Estamos tan acostumbrados a tener tomates todo el año en las tiendas -buenos en verano y malísimos en invierno- que se nos olvida que hace años, las cosas se comían "de temporada" porque no había otro remedio, es decir, que no existía ni un solo calabacín o judía verde o pimiento o tomate fuera de los meses propios de producción de cada planta.
Lo bueno es que estas plantitas, cuando su temporada es buena, dan frutos a tutiplén y estos pueden conservarse y almacenarse hasta el próximo año.
Los tomates pueden conservarse de varias maneras. La más fácil es secándolos al sol. Otra es en salmuera, aunque su sabor cambia ostensiblemente. Por último, pueden conservarse al baño maría.
Esta manera sirve tanto para el tomate fresco como cocinado (en forma de salsa, de pisto, etc).
El de la foto es tomate fresco, y aunque parezca mentira, sabe exactamente igual que el natural (sólo le falta el olor a verdín).
Conservarlo es muy fácil y con unos resultados buenísimos. Si teneis huerta en casa, no lo dudeis, envasad los excedentes y disfrutad de ellos en el largo invierno.
En la red encontraréis muchas maneras de hacer el vacío al baño maría y algunas de ellas os parecerán contradictorias (que si el agua cubre hasta aquí o hasta allá, que si no hay que ajustar las tapas durante el baño, etc). Yo aquí os expongo el método que usamos en casa y con el que nunca hemos tenido ningún problema.
Tomates envasados
-Tomates maduros pero tersos
-tarros de cristal con tapa de metal
-Cacerola u olla grande
1. Se pelan los tomates. Para ello la forma más fácil es haciéndoles una cruz con un cuchillo, no muy profunda, en la base. se pone agua al fuego y cuando esté hirviendo, sumergir los tomates un minuto. Sacarlos y enfriarlos en agua fresquita.
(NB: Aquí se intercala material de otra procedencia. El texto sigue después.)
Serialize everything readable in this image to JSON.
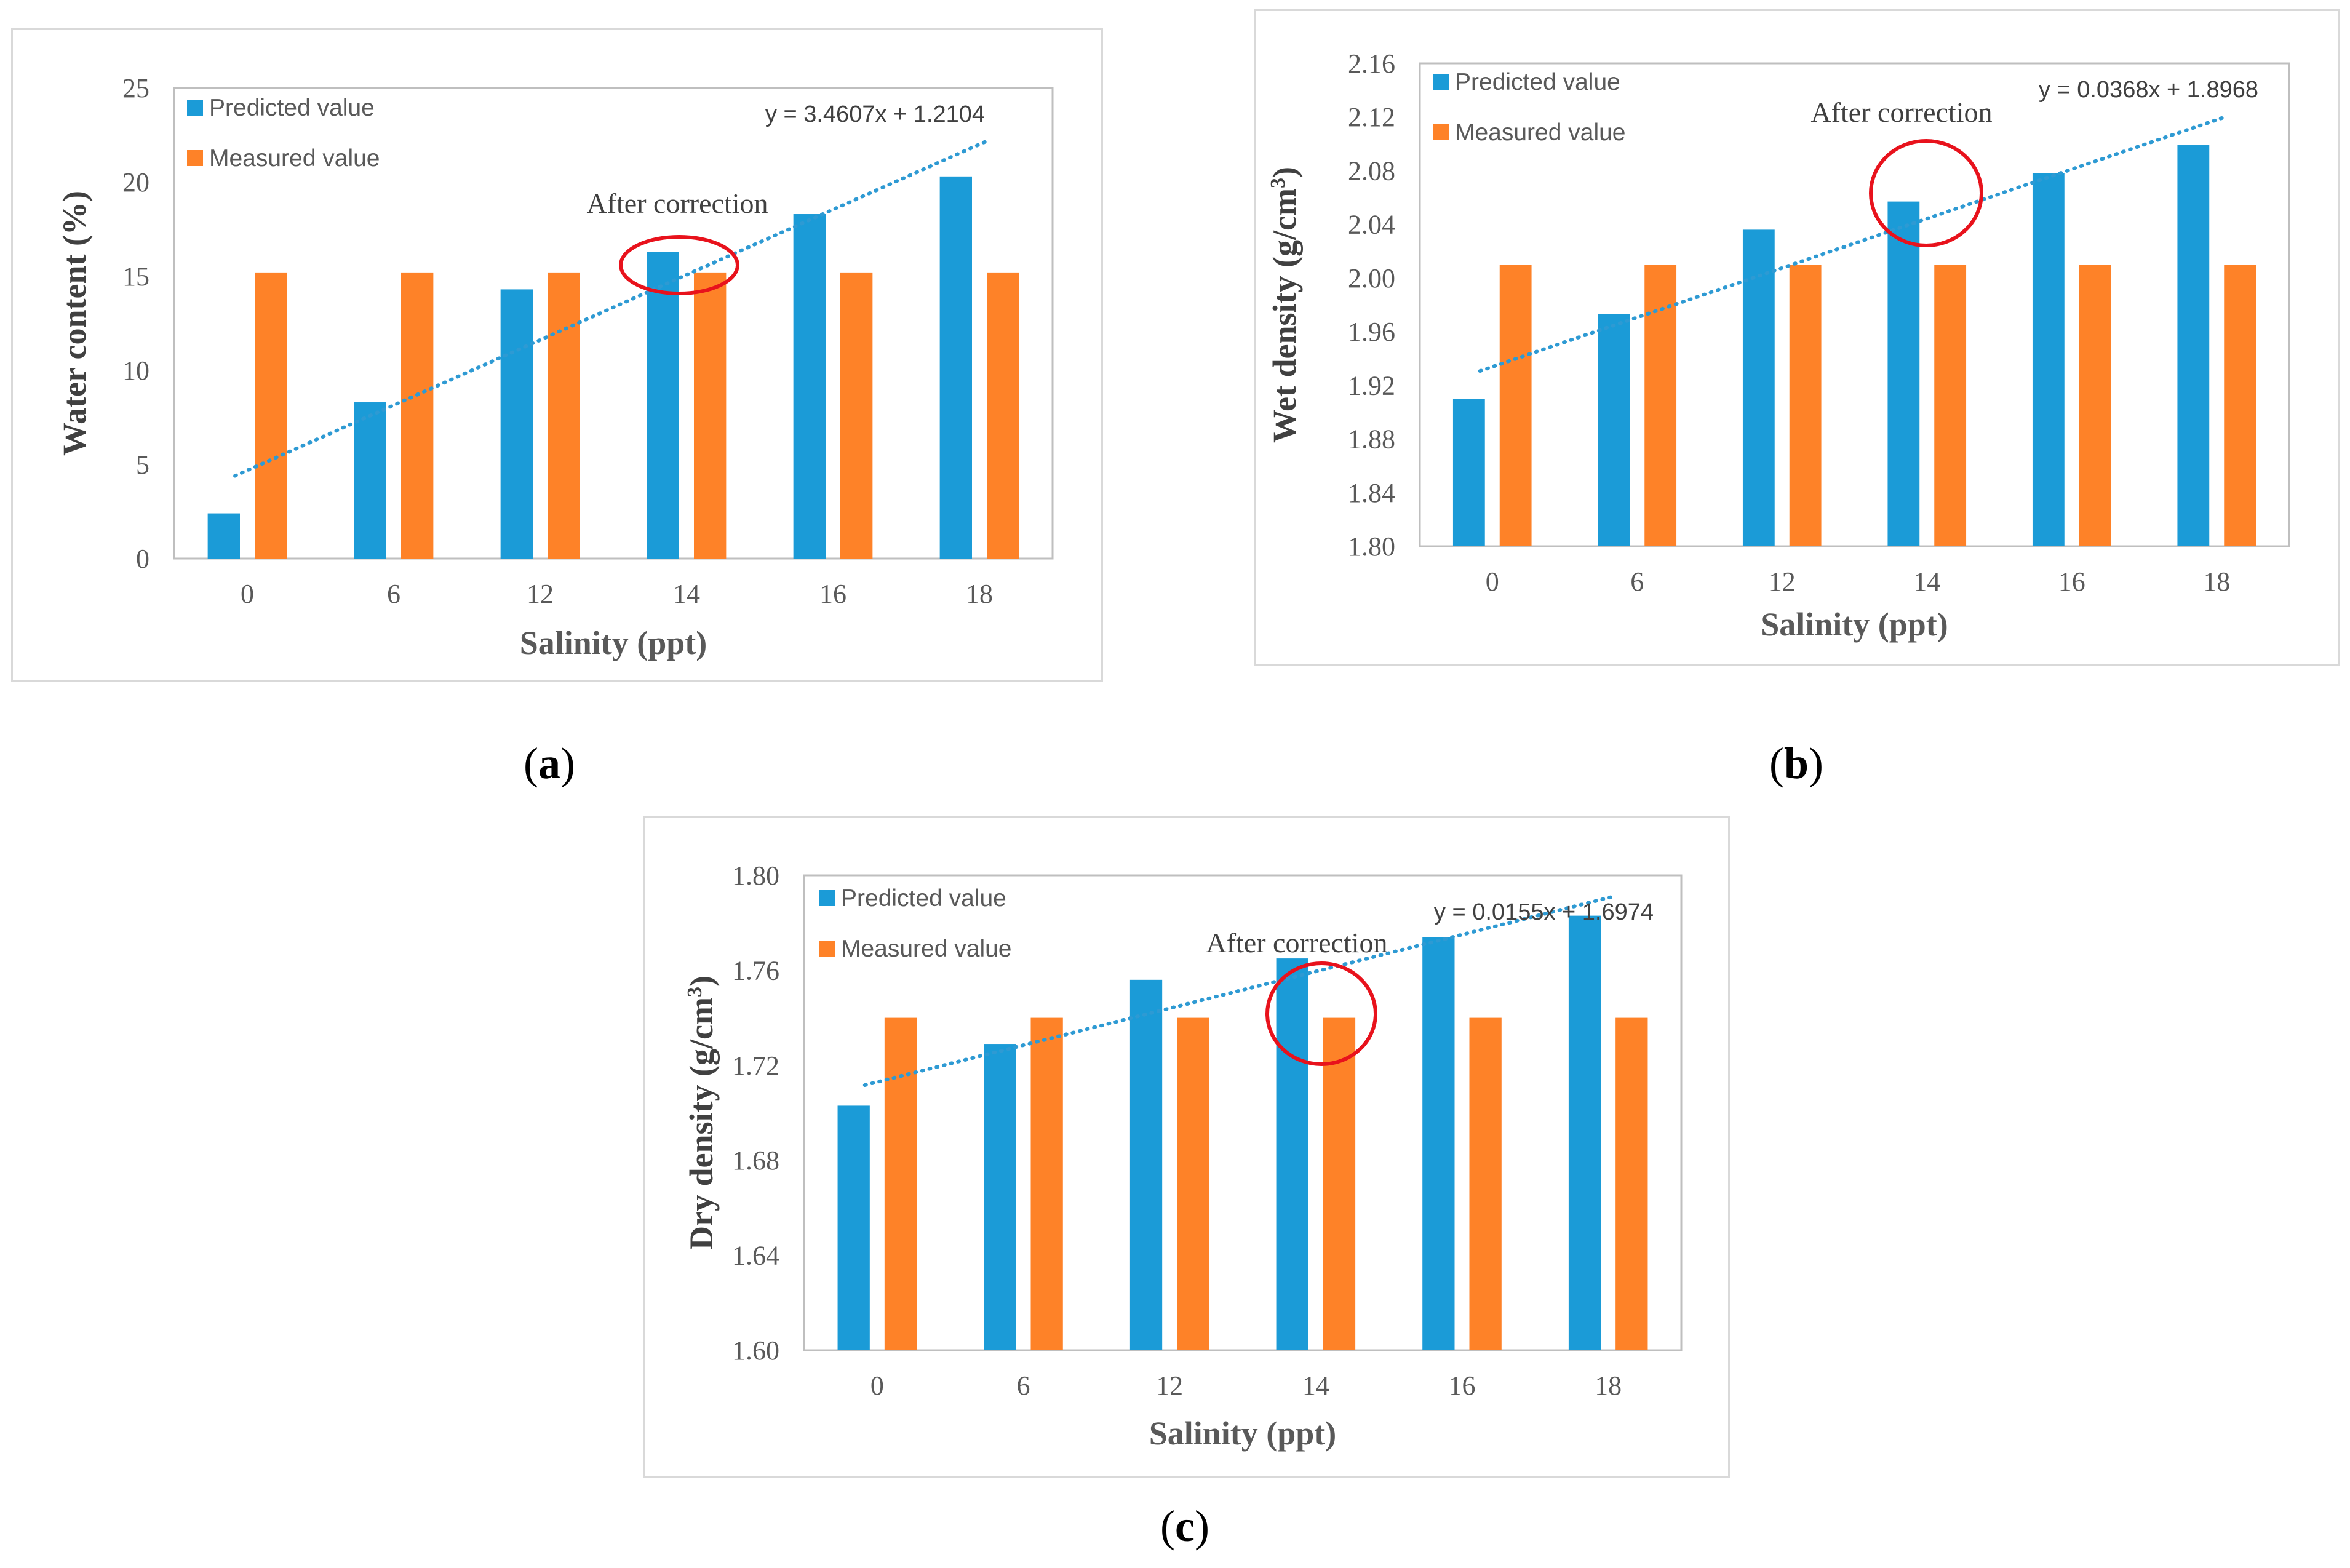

2. Poner los tarros destapados con sus tapas en una cacerola con agua a hervir. En el momento que eche a hervir, dejar 15 minutos. Pasado este tiempo, apartar del fuego y dejar enfríar un poco para que podamos sacarlos del agua sin tocarlos nunca por dentro.
3. Dejar secar los tarros sobre un paño limpio. Mientras, trocear los tomates recogiendo su jugo. Sin tocar los tarros por dentro, rellenarlos con los tomates y su jugo apretando bien el contenido con una cuchara (hervida también)para que no queden burbujas. Cerrar con las tapas.
4. Poner los tarros en la cacerola y llenar de agua justo hasta debajo de las tapas. Hervir 60 minutos.
5. Esta operación es la que hace el vacío y por tanto la que conservará los alimentos: Una vez apartada la cacerola del fuego, añadir poco a poco agua fría para bajar la temperatura, pero
con cuidado para que no haya un cambio brusco de temperatura y revienten los frascos.
6. Cuando los hayamos enfriado completamente en el mínimo tiempo, almacenarlos en un sitio oscuro y seco.
A la hora de hacer conservas al vacío con el baño maría hay que ser muy escrupuloso con la limpieza, la razón de ello es el botulismo. Esta enfermedad es producida por un germen muy común en la naturaleza y que produce una toxina muy tóxica. Este germen no sobrevive en medios ácidos (conservas de tomate, piña, naranja, etc) al igual que muere con el calor.
Para evitar este germen también se puede añadir un acidificante a nuestras conservas como el ácido cítrico (de venta en farmacias) para aquellos productos con un ph mayor de 4'5 (es decir, ph básicos o poco ácidos). El inconveniente: modifica el sabor de la conserva.
También hay que hervir antes tarros y tapas y asegurarnos que estas cierran bien, y que no muestran ningún deterioro.
Sabremos que se ha hecho el vacío en los botes cuando observamos que el centro de las tapas queda hundido. Del mismo modo, al abrirlas, debe costarnos hacerlo (la tapa ofrece resistencia y se abre con un "plop") igual que las conservas compradas.
Con este método se puede envasar cualquier alimento con líquido: salsa de tomate casera, pisto de verduras, legumbres estofdas, escabeches, etc.
Y recordad que las conservas que menos problemas presentan con el botulismo son las de alimentos ácidos y las de alimentos cocinados, porque al calentarlos hasta la ebullición este posible germen no sobrevive.
Esta entrada la "debía" desde hace tiempo, lo único que me daba yu-yu publicarla por eso del botulismo, ya que cualquier experto que la lea puede que se lleve las manos a la cabeza ante cualquier posible error que pudiera haber en esta entrada. Si ese es el caso, espero que me lo comuniquen para poder enmendarme a mí misma la plana.
Para cualquier duda, podeis consultar esta página del gobierno de la Rioja y esta otra de Consumer donde nos dice cómo hacer conservas de alimentos crudos y ya cocinados.